On 5 Jul 2014, at 13:47, Tilman Hausherr <[email protected]> wrote:
> Am 05.07.2014 22:12, schrieb John Hewson:
>>>>> Copyrights is a problem: I'm testing mostly with JIRA attachments that
>>>>> I've downloaded over the years. While uploading such files to JIRA might
>>>>> count as fair use, I doubt that this would still be true if they are
>>>>> included in a distribution. Instead, they should be stored somewhere on
>>>>> Apache servers where only committers and build software ("Travis",
>>>>> "Jenkins", ...) can access then. The public PDFs that Maruan mentions
>>>>> don't possibly have all the Problem cases that we solved before. However
>>>>> I have started working with these files and there are at least 5 recent
>>>>> issues that deals with them.
>>>> The PDFs won’t be in a distribution. They will just happen to be stored in
>>>> an SVN repo but not our source code repo, in the same way that the website
>>>> is stored in the “cmssite” branch of SVN or indeed, are on JIRA. The law
>>>> doesn’t distinguish between JIRA and SVN, both are publicly available via
>>>> HTTP, so using SVN will simply be a continuation of what we’re already
>>>> doing with JIRA.
>>>>
>>>> The crucial factor is that we’re only storing publicly available PDFs,
>>>> because we have the right to do so, just like Google’s cache, and like we
>>>> currently do with JIRA.
>>> Yes but many PDFs we got aren't really "public". If this svn repo is only
>>> accessible to committers, and if the publicly available build scripts won't
>>> break because of this, then it is OK.

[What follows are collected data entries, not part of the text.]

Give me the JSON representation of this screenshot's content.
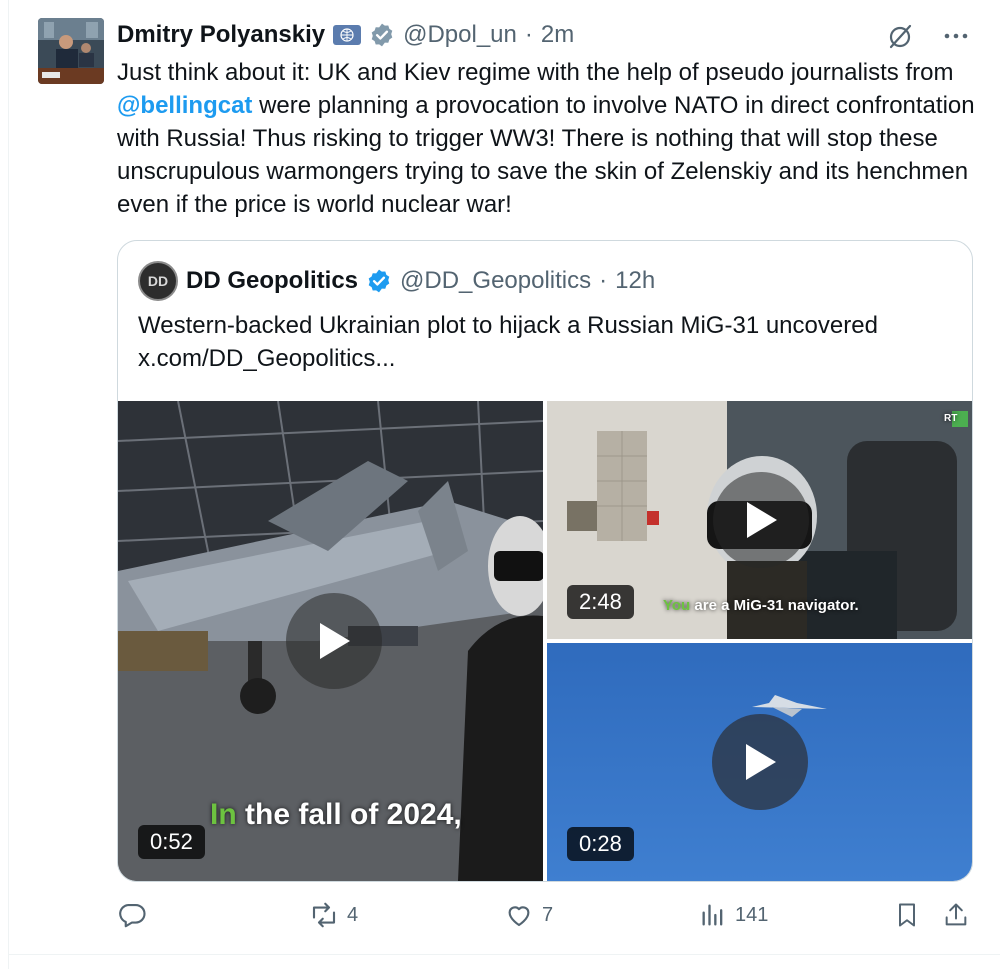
{
  "tweet": {
    "author_name": "Dmitry Polyanskiy",
    "handle": "@Dpol_un",
    "separator": "·",
    "time": "2m",
    "text_before": "Just think about it: UK and Kiev regime with the help of pseudo journalists from ",
    "mention": "@bellingcat",
    "text_after": " were planning a provocation to involve NATO in direct confrontation with Russia! Thus risking to trigger WW3! There is nothing that will stop these unscrupulous warmongers trying to save the skin of Zelenskiy and its henchmen even if the price is world nuclear war!"
  },
  "quote": {
    "author_name": "DD Geopolitics",
    "handle": "@DD_Geopolitics",
    "separator": "·",
    "time": "12h",
    "avatar_text": "DD",
    "text": "Western-backed Ukrainian plot to hijack a Russian MiG-31 uncovered",
    "link": "x.com/DD_Geopolitics..."
  },
  "media": [
    {
      "duration": "0:52",
      "caption_highlight": "In",
      "caption_rest": " the fall of 2024,"
    },
    {
      "duration": "2:48",
      "caption_highlight": "You",
      "caption_rest": " are a MiG-31 navigator.",
      "watermark": "RT"
    },
    {
      "duration": "0:28"
    }
  ],
  "actions": {
    "reply_count": "",
    "repost_count": "4",
    "like_count": "7",
    "views_count": "141"
  },
  "icons": {
    "verified": "verified-check-icon",
    "gov": "un-affiliation-badge-icon",
    "grok": "grok-icon",
    "more": "more-icon",
    "reply": "reply-icon",
    "repost": "repost-icon",
    "like": "like-icon",
    "views": "views-icon",
    "bookmark": "bookmark-icon",
    "share": "share-icon"
  },
  "colors": {
    "accent": "#1d9bf0",
    "secondary_text": "#536471",
    "caption_highlight": "#6dc340"
  }
}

>> Any non-public PDFs will not be permitted in our test suite, just as they
>> shouldn't be on JIRA.
>>
>>> Note that even if something is "publicly available", it may still be
>>> copyrighted. Other risks can be that some people upload PDFs that include
>>> personal data. One really good test PDF was apparently a loan application.
>>> I remember that the user insisted that 1. it was test data, and 2. that it
>>> be removed.
>> All Apache development should be in the open, this is a key ASF principle,
>> having a committers-only test suite is basically a no-no. It's important to
>> understand that "fair use" allows us to use copyrighted works - this is
>> expressly permitted, it's the same legal principle as Google’s cache. There
>> is no need to seek permission. This is what we’ve been doing with JIRA
>> already for years, so we are already doing this - it’s fine.
>
> The problem is that this has all happened before. A few years ago, many files
> were deleted, see PDFBOX-391.
That issue is about including files in the source code repo as part of the
PDFBox distribution, where there is a need to put files under an Apache 2.0
compatible license. What I’m advocating is keeping a separate public repository
of test files which are not a part of the PDFBox source, like we currently have
on JIRA.
-- John